後戻りできない人生、後戻りした人生

ある81歳の男性が大都会で神のみぞ知る運命に翻弄されるようにして「人生の終着点」、「終のすみか」としてのいわゆる無届け施設の3畳の個室で「今さら故郷には戻れない」と呟く(朝日新聞2009年5月4日「ルポにっぽん」)。

他方、いったんはそこから逃げた故郷に戻り、紆余曲折と失敗を経て、農業に人生の活路を見いだし70歳の両親、妻と4歳と2歳の息子と生き生きと暮らす44歳の男性はあっけらかんとこう語る。

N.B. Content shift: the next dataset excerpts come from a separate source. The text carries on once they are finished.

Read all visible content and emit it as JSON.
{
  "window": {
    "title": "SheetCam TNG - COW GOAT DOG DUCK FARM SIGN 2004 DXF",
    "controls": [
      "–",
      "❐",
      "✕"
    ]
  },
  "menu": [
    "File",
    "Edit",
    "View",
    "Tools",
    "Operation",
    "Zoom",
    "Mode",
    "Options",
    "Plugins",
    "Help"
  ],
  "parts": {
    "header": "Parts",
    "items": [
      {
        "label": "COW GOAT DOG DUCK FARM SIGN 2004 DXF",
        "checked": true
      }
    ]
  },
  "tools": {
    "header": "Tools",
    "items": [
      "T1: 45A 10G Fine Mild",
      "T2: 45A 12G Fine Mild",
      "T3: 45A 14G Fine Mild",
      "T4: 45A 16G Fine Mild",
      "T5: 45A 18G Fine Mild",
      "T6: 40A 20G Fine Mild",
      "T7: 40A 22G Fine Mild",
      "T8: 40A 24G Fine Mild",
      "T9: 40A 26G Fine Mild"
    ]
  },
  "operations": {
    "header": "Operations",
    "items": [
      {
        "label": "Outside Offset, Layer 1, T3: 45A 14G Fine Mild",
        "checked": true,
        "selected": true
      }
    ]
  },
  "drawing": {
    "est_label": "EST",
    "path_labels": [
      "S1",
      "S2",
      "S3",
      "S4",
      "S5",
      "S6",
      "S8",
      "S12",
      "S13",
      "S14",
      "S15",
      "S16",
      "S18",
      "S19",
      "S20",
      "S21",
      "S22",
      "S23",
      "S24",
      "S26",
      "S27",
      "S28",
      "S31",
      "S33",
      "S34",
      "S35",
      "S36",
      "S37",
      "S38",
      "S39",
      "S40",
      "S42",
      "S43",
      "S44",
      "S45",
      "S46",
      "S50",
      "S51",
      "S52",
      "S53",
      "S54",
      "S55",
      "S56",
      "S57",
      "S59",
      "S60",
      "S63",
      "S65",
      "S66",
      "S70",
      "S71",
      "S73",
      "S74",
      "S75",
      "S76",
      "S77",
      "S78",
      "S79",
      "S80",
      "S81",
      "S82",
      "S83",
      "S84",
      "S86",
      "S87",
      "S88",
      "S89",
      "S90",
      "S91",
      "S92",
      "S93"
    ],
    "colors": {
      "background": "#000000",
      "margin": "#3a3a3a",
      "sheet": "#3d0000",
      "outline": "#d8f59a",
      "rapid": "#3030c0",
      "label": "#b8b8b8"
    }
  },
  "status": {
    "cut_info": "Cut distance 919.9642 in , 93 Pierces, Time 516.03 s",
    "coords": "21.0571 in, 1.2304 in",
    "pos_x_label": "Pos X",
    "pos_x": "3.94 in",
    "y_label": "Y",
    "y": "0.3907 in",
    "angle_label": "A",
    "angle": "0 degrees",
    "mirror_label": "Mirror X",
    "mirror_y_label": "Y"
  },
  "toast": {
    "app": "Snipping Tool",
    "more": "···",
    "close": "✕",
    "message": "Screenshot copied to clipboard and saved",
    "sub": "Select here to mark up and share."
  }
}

かつて「それしかないのか」と思った「山と田んぼ」についても、「四季で色とか形とかが移り変わる。感動しますよ」。山も田んぼも、空気のように「そこにあって当たり前」で、その姿をきちんとみていなかったと気付いた。
 「結局、土の上にしか植物は出来ない。トラクターで田の土を起こし、ニラにたかるアブラムシと戦い、実ったトウモロコシに歓喜する毎日で、そんな当たり前のことが実感できた。「でも、何かを消費するだけの都会の人には、それがあまりピンと来ないんだと思う」

(中略)

「収入もほとんど無いんですが、なぜか食っていける。田舎ってすごくないですか?」

 (朝日新聞2009年5月8日「鳩オヤジ、郷里の土と生きる」)

都会の無届け施設の3畳の個室であっても、そこが故郷であり、職員と他の入居者が家族であると思い切ることはできないことではないかもしれない。しかし「今さら故郷には戻れない」という言葉に滲み出ている無念が気にかかる。その言葉に籠められた故郷を捨てた81年の生涯の後戻りできない行程を想像する。81歳の男性の現在と44歳の男性の現在を単純に比較することはできないし、44歳の男性にとっても今後どうなるかは未知数ではあるだろうが、それでも、なお、どうして? と問いたくなる。